Of the myriad pieces of advice parents get about raising their kids, here's one that deserves to be at the top of the list: don't stop reading to your kids. Even when they can do it themselves.
"Parents should definitely continue to read to their kids," says Patricia Hallion, an adjunct faculty member at the graduate program for reading teachers at Salem State College in Massachusetts. "Research has shown that until about eighth grade, kids are able to listen to books at a much higher level than they are able to read on their own.
"The gap is at least three reading levels, and sometimes more," Patricia says. "A lot of children have such depth of comprehension when listening, but their skill for sounding out words impedes them and stops the flow of comprehension when they are left on their own."
When children begin to read by themselves, normally between the ages of 6 and 8, they enter their comprehension gap years that continue typically until they become teenagers. They should certainly read on their own, but for these five or six gap years, adults have an opportunity to bend the branch down and allow children to grasp literary fruit still out of their reach.
Roger Rosenblatt is currently reading to two youngsters at just those very ages--Sammy is 6 and Jessie is 8. They are two of his three grandchildren, all of whom he and his wife are helping to raise since the death of their daughter two years ago.

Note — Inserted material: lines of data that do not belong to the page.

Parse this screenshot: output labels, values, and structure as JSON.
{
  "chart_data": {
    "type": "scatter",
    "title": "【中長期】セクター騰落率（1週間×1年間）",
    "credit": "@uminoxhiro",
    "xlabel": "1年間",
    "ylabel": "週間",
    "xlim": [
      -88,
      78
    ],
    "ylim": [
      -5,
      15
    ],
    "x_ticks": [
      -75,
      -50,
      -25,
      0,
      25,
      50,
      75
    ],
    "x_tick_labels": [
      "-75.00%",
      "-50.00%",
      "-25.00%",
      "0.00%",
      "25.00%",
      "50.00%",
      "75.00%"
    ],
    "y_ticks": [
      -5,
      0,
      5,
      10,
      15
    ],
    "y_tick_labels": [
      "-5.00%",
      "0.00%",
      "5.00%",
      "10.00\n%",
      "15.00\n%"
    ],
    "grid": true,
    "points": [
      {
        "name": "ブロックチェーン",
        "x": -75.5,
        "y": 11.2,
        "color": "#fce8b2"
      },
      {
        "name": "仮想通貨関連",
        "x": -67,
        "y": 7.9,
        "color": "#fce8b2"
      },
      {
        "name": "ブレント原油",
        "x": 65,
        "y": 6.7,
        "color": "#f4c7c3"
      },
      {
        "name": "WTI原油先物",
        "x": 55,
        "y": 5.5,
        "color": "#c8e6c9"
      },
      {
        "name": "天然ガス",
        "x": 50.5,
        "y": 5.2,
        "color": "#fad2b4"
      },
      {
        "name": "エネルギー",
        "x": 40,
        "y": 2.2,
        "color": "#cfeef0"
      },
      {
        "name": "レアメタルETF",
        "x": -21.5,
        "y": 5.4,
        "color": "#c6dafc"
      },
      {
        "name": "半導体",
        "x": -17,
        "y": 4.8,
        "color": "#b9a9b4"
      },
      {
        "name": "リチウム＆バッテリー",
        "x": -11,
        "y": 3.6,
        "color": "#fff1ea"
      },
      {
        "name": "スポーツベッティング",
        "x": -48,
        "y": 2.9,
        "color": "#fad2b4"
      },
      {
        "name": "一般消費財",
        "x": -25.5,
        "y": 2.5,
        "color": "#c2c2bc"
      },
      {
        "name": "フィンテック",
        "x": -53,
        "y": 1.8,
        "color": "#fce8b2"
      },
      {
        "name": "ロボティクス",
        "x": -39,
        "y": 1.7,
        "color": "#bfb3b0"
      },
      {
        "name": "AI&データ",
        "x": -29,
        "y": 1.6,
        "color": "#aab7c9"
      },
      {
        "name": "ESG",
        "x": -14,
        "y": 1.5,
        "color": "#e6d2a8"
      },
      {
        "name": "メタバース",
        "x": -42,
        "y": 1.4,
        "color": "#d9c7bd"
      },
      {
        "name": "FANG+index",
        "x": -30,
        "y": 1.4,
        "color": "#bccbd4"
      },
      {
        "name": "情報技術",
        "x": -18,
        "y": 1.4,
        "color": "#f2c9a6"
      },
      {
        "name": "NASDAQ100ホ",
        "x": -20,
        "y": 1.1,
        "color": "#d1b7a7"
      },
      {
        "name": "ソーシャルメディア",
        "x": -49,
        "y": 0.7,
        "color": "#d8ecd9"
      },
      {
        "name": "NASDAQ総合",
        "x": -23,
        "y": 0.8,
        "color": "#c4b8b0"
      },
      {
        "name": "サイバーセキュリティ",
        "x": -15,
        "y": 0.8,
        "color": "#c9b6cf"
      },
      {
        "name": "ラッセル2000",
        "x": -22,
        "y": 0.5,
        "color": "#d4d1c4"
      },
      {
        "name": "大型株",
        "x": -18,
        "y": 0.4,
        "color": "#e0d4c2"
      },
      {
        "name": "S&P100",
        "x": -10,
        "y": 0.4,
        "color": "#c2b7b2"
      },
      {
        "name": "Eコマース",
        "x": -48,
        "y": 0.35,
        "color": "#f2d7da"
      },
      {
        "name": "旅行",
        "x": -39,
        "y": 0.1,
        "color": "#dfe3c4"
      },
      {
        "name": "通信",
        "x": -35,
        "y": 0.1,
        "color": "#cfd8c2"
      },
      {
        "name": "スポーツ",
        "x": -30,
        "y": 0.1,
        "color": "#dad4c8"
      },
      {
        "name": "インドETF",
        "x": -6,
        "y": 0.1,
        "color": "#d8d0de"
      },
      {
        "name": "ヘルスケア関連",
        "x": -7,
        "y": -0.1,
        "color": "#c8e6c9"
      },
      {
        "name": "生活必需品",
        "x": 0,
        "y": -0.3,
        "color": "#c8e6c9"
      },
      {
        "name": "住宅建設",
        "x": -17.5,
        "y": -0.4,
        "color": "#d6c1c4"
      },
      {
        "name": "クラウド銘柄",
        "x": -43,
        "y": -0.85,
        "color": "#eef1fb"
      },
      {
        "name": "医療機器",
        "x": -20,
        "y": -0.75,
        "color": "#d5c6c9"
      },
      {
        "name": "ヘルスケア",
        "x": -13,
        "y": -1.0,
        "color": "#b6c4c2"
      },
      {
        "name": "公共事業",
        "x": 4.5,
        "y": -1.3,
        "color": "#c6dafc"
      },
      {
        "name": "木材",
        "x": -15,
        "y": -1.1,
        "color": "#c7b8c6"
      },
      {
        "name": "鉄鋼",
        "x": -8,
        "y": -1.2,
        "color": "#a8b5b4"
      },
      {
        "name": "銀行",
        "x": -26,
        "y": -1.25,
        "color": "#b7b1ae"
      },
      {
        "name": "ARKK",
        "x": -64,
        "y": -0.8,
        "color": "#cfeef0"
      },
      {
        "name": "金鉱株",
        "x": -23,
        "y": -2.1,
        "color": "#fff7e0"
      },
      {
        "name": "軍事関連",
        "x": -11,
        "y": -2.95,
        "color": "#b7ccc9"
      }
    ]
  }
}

Roger tells this poignant story in his new book, Making Toast. Among the reassuring rituals Roger engages in with his grandchildren is reading to them (this includes James, who is 3).
Ironically, one of the most important aspects of reading aloud to them, Roger says, is knowing when to be silent. This is particularly true with Sammy, "a very dreamy child," as Roger describes him.
"In the interstices of the reading, I try to lie quietly with him and let him think about it," Roger says. "The whole intention is to encourage children to see reading and books as part of their own imagination. Take your time and give them the dreaming time."
"I think that parents who stop reading aloud to their children when the children learn to read themselves are making a big mistake," cautions librarian and famed book recommender Nancy Pearl (Book Lust, Book Crush). "To read aloud to your child is to give him or her three things: the gift of your uninterrupted time, the unspoken--but obvious--message that reading is important, and a shared experience of entering together into the world of a book."
Nancy and her husband both read plenty to their two daughters past the time the girls could read for themselves. "It's a good way to begin a discussion of a difficult issue," Nancy adds, "but beyond that, it's a pure pleasure to watch a child respond to a book in his or her own particular way."
Lynda S. Hunter, the head of youth services at the Delray Beach Public Library, says a sense of place can help fill the gap. "I encourage parents to choose a comfortable area and designate it as the 'Story Place.' It can be the parents' bed, or a large comfortable chair. Try to read together at the same time of day or evening. Encourage your child to share the reading but do not make it a condition."
The bestselling In Praise of Slowness by Carl Honore has tapped into a deep need so many of us feel to slow down in our lives.
It's part of a whole Slow Movement now embracing Slow Food, Slow Exercise, Slow Sex, Slow Art and a slew of others.
It's curious that Honore had his slow epiphany when reading to his own young children. It occurred to him, finally, that it wasn't about rushing through Snow White, leaving out several dwarfs along the way, but slowing and savoring--so very different from his rushed life as a journalist.
Is reading to children like watching a sunset? Who ever wants it to go faster?